Nearly 50 volunteers have joined us over these months and we hope we have spurred a renewed sense of volunteerism and community responsibility in at least a small segment of Asheville’s residents. Sadly we have been pretty much ignored by the media. (The Asheville Citizen-Times did a short piece, but only on their Web site—bad news seems to sell more papers than good.)
Our work will continue. Check Upcoming Events on Fridays for the next day’s targets.
After we put in four Saturdays on the Patton Ave. sidewalk, we returned to neighborhood work last Saturday. Half a dozen folks helped clear a stretch along Cumberland, across from the Greek Orthodox Church.
Altogether we’ve now had about 30 volunteers at one time or another. Thanks to all!
For a YouTube video of the clean-up, click here.
We did about all we can reasonably do without heavier equipment.
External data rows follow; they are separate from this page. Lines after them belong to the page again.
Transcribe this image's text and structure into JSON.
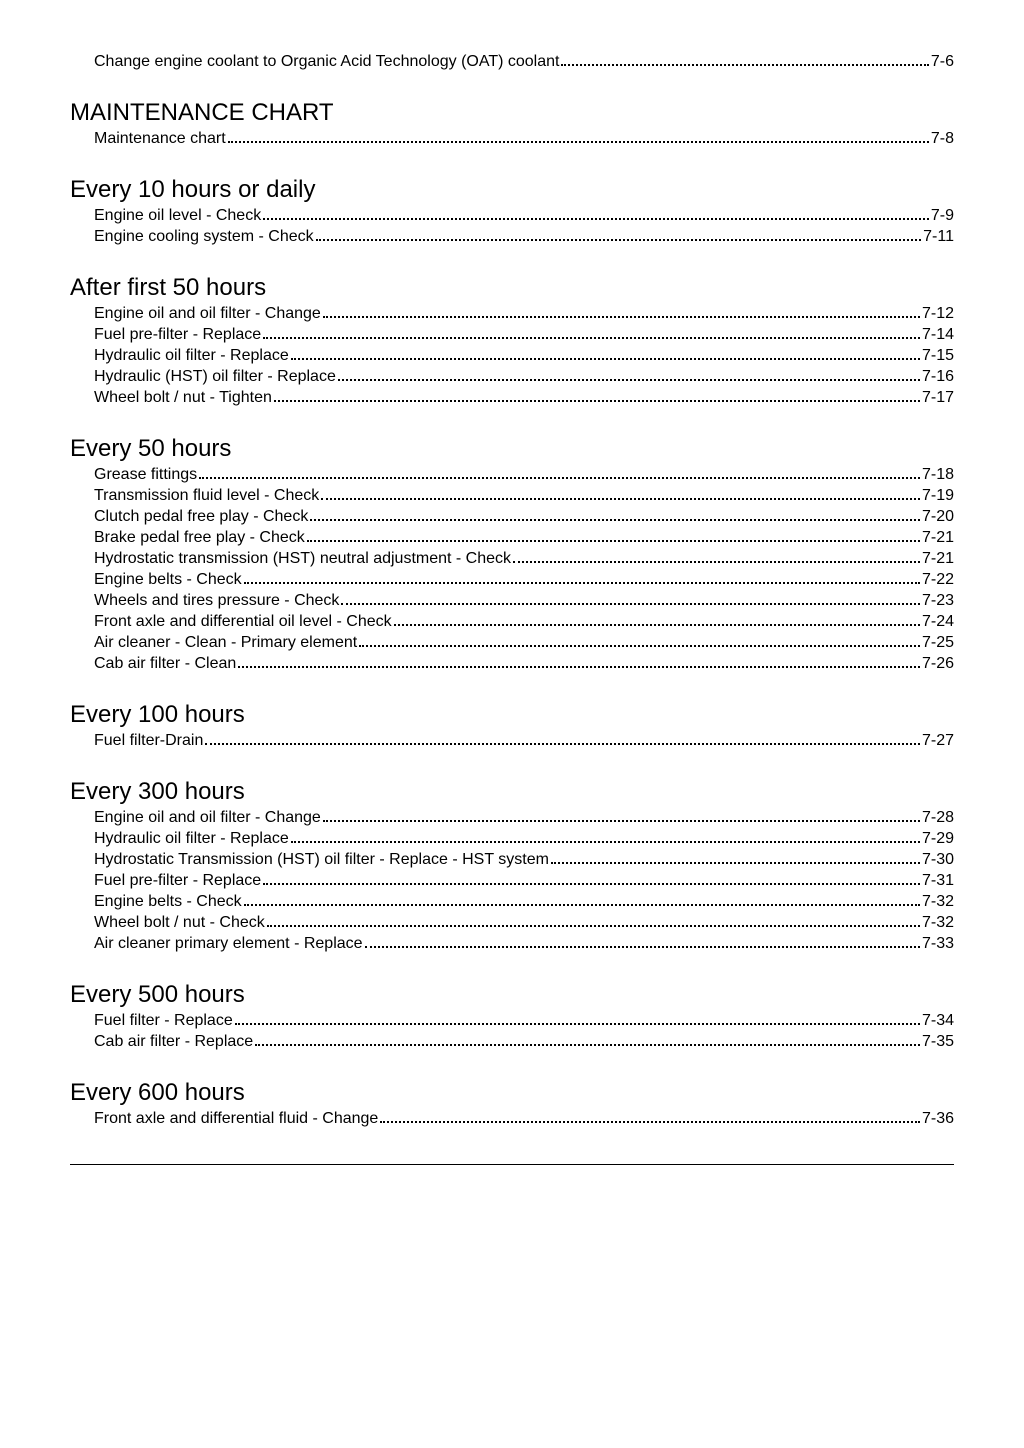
{
  "top_item": {
    "label": "Change engine coolant to Organic Acid Technology (OAT) coolant",
    "page": "7-6"
  },
  "sections": [
    {
      "heading": "MAINTENANCE CHART",
      "items": [
        {
          "label": "Maintenance chart",
          "page": "7-8"
        }
      ]
    },
    {
      "heading": "Every 10 hours or daily",
      "items": [
        {
          "label": "Engine oil level - Check",
          "page": "7-9"
        },
        {
          "label": "Engine cooling system - Check",
          "page": "7-11"
        }
      ]
    },
    {
      "heading": "After first 50 hours",
      "items": [
        {
          "label": "Engine oil and oil filter - Change",
          "page": "7-12"
        },
        {
          "label": "Fuel pre-filter - Replace",
          "page": "7-14"
        },
        {
          "label": "Hydraulic oil filter - Replace",
          "page": "7-15"
        },
        {
          "label": "Hydraulic (HST) oil filter - Replace",
          "page": "7-16"
        },
        {
          "label": "Wheel bolt / nut - Tighten",
          "page": "7-17"
        }
      ]
    },
    {
      "heading": "Every 50 hours",
      "items": [
        {
          "label": "Grease fittings",
          "page": "7-18"
        },
        {
          "label": "Transmission fluid level - Check",
          "page": "7-19"
        },
        {
          "label": "Clutch pedal free play - Check",
          "page": "7-20"
        },
        {
          "label": "Brake pedal free play - Check",
          "page": "7-21"
        },
        {
          "label": "Hydrostatic transmission (HST) neutral adjustment - Check",
          "page": "7-21"
        },
        {
          "label": "Engine belts - Check",
          "page": "7-22"
        },
        {
          "label": "Wheels and tires pressure - Check",
          "page": "7-23"
        },
        {
          "label": "Front axle and differential oil level - Check",
          "page": "7-24"
        },
        {
          "label": "Air cleaner - Clean - Primary element",
          "page": "7-25"
        },
        {
          "label": "Cab air filter - Clean",
          "page": "7-26"
        }
      ]
    },
    {
      "heading": "Every 100 hours",
      "items": [
        {
          "label": "Fuel filter-Drain",
          "page": "7-27"
        }
      ]
    },
    {
      "heading": "Every 300 hours",
      "items": [
        {
          "label": "Engine oil and oil filter - Change",
          "page": "7-28"
        },
        {
          "label": "Hydraulic oil filter - Replace",
          "page": "7-29"
        },
        {
          "label": "Hydrostatic Transmission (HST) oil filter - Replace - HST system",
          "page": "7-30"
        },
        {
          "label": "Fuel pre-filter - Replace",
          "page": "7-31"
        },
        {
          "label": "Engine belts - Check",
          "page": "7-32"
        },
        {
          "label": "Wheel bolt / nut - Check",
          "page": "7-32"
        },
        {
          "label": "Air cleaner primary element - Replace",
          "page": "7-33"
        }
      ]
    },
    {
      "heading": "Every 500 hours",
      "items": [
        {
          "label": "Fuel filter - Replace",
          "page": "7-34"
        },
        {
          "label": "Cab air filter - Replace",
          "page": "7-35"
        }
      ]
    },
    {
      "heading": "Every 600 hours",
      "items": [
        {
          "label": "Front axle and differential fluid - Change",
          "page": "7-36"
        }
      ]
    }
  ]
}
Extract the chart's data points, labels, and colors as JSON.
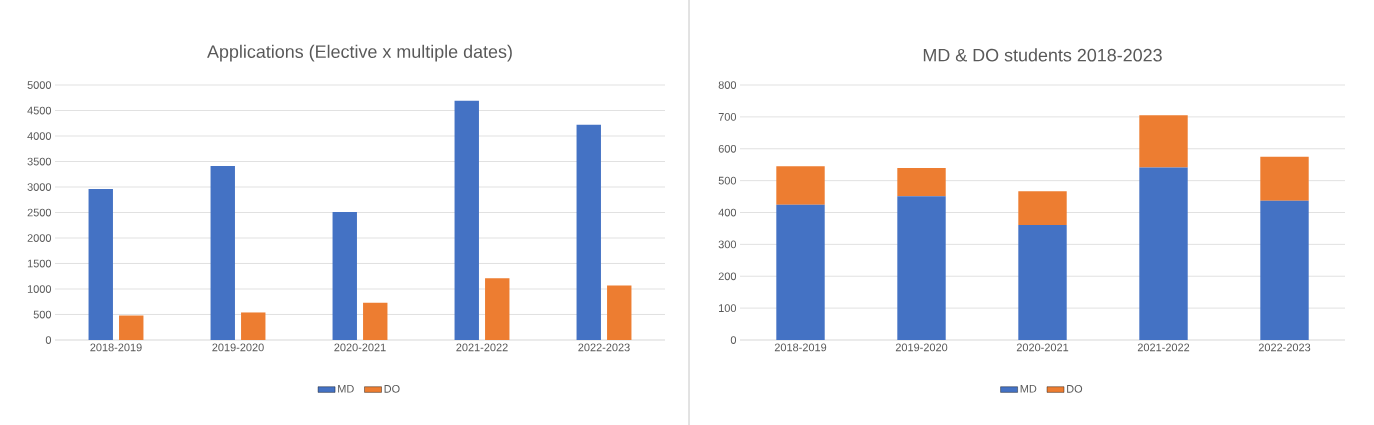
{
  "chart_data": [
    {
      "type": "bar",
      "title": "Applications (Elective x multiple dates)",
      "categories": [
        "2018-2019",
        "2019-2020",
        "2020-2021",
        "2021-2022",
        "2022-2023"
      ],
      "series": [
        {
          "name": "MD",
          "color": "#4472c4",
          "values": [
            2960,
            3410,
            2510,
            4690,
            4220
          ]
        },
        {
          "name": "DO",
          "color": "#ed7d31",
          "values": [
            480,
            540,
            730,
            1210,
            1070
          ]
        }
      ],
      "ylim": [
        0,
        5000
      ],
      "yticks": [
        0,
        500,
        1000,
        1500,
        2000,
        2500,
        3000,
        3500,
        4000,
        4500,
        5000
      ],
      "grid": "y",
      "legend": "bottom"
    },
    {
      "type": "bar",
      "title": "MD & DO students 2018-2023",
      "categories": [
        "2018-2019",
        "2019-2020",
        "2020-2021",
        "2021-2022",
        "2022-2023"
      ],
      "stacked": true,
      "series": [
        {
          "name": "MD",
          "color": "#4472c4",
          "values": [
            424,
            451,
            361,
            541,
            437
          ]
        },
        {
          "name": "DO",
          "color": "#ed7d31",
          "values": [
            121,
            89,
            106,
            164,
            138
          ]
        }
      ],
      "ylim": [
        0,
        800
      ],
      "yticks": [
        0,
        100,
        200,
        300,
        400,
        500,
        600,
        700,
        800
      ],
      "grid": "y",
      "legend": "bottom"
    }
  ]
}
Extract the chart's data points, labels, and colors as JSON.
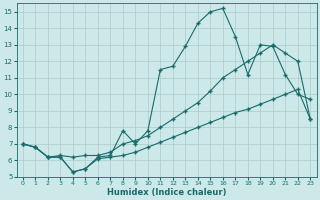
{
  "xlabel": "Humidex (Indice chaleur)",
  "bg_color": "#cce8e8",
  "grid_color": "#aacccc",
  "line_color": "#1a6b6b",
  "xlim": [
    -0.5,
    23.5
  ],
  "ylim": [
    5,
    15.5
  ],
  "yticks": [
    5,
    6,
    7,
    8,
    9,
    10,
    11,
    12,
    13,
    14,
    15
  ],
  "xticks": [
    0,
    1,
    2,
    3,
    4,
    5,
    6,
    7,
    8,
    9,
    10,
    11,
    12,
    13,
    14,
    15,
    16,
    17,
    18,
    19,
    20,
    21,
    22,
    23
  ],
  "line1_x": [
    0,
    1,
    2,
    3,
    4,
    5,
    6,
    7,
    8,
    9,
    10,
    11,
    12,
    13,
    14,
    15,
    16,
    17,
    18,
    19,
    20,
    21,
    22,
    23
  ],
  "line1_y": [
    7.0,
    6.8,
    6.2,
    6.2,
    5.3,
    5.5,
    6.2,
    6.3,
    7.8,
    7.0,
    7.8,
    11.5,
    11.7,
    12.9,
    14.3,
    15.0,
    15.2,
    13.5,
    11.2,
    13.0,
    12.9,
    11.2,
    10.0,
    9.7
  ],
  "line2_x": [
    0,
    1,
    2,
    3,
    4,
    5,
    6,
    7,
    8,
    9,
    10,
    11,
    12,
    13,
    14,
    15,
    16,
    17,
    18,
    19,
    20,
    21,
    22,
    23
  ],
  "line2_y": [
    7.0,
    6.8,
    6.2,
    6.3,
    6.2,
    6.3,
    6.3,
    6.5,
    7.0,
    7.2,
    7.5,
    8.0,
    8.5,
    9.0,
    9.5,
    10.2,
    11.0,
    11.5,
    12.0,
    12.5,
    13.0,
    12.5,
    12.0,
    8.5
  ],
  "line3_x": [
    0,
    1,
    2,
    3,
    4,
    5,
    6,
    7,
    8,
    9,
    10,
    11,
    12,
    13,
    14,
    15,
    16,
    17,
    18,
    19,
    20,
    21,
    22,
    23
  ],
  "line3_y": [
    7.0,
    6.8,
    6.2,
    6.2,
    5.3,
    5.5,
    6.1,
    6.2,
    6.3,
    6.5,
    6.8,
    7.1,
    7.4,
    7.7,
    8.0,
    8.3,
    8.6,
    8.9,
    9.1,
    9.4,
    9.7,
    10.0,
    10.3,
    8.5
  ]
}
The sidewalk is very passable. At the Public Safety Committee meeting on July 20 we received reports from the Transit department, police department and comments from citizens. City Council will consider the issue of reopening the bridge at its August 24 meeting.
On July 10 we had eight volunteers working all morning. The Hillcrest bridge entrance is fully clear now and the sidewalk is in great shape for 2/3 of the way to the intersection of Clingman and Patton. Still some dirt on the path and grass to whack along the edges, so we’ll wrap it up on July 17.
Here are some photos from worker-bee Bill Rhodes.
And a blog entry from worker-bee Cindy Kunst.
Thanks once again to everyone out there helping to reclaim Asheville’s sidewalk system!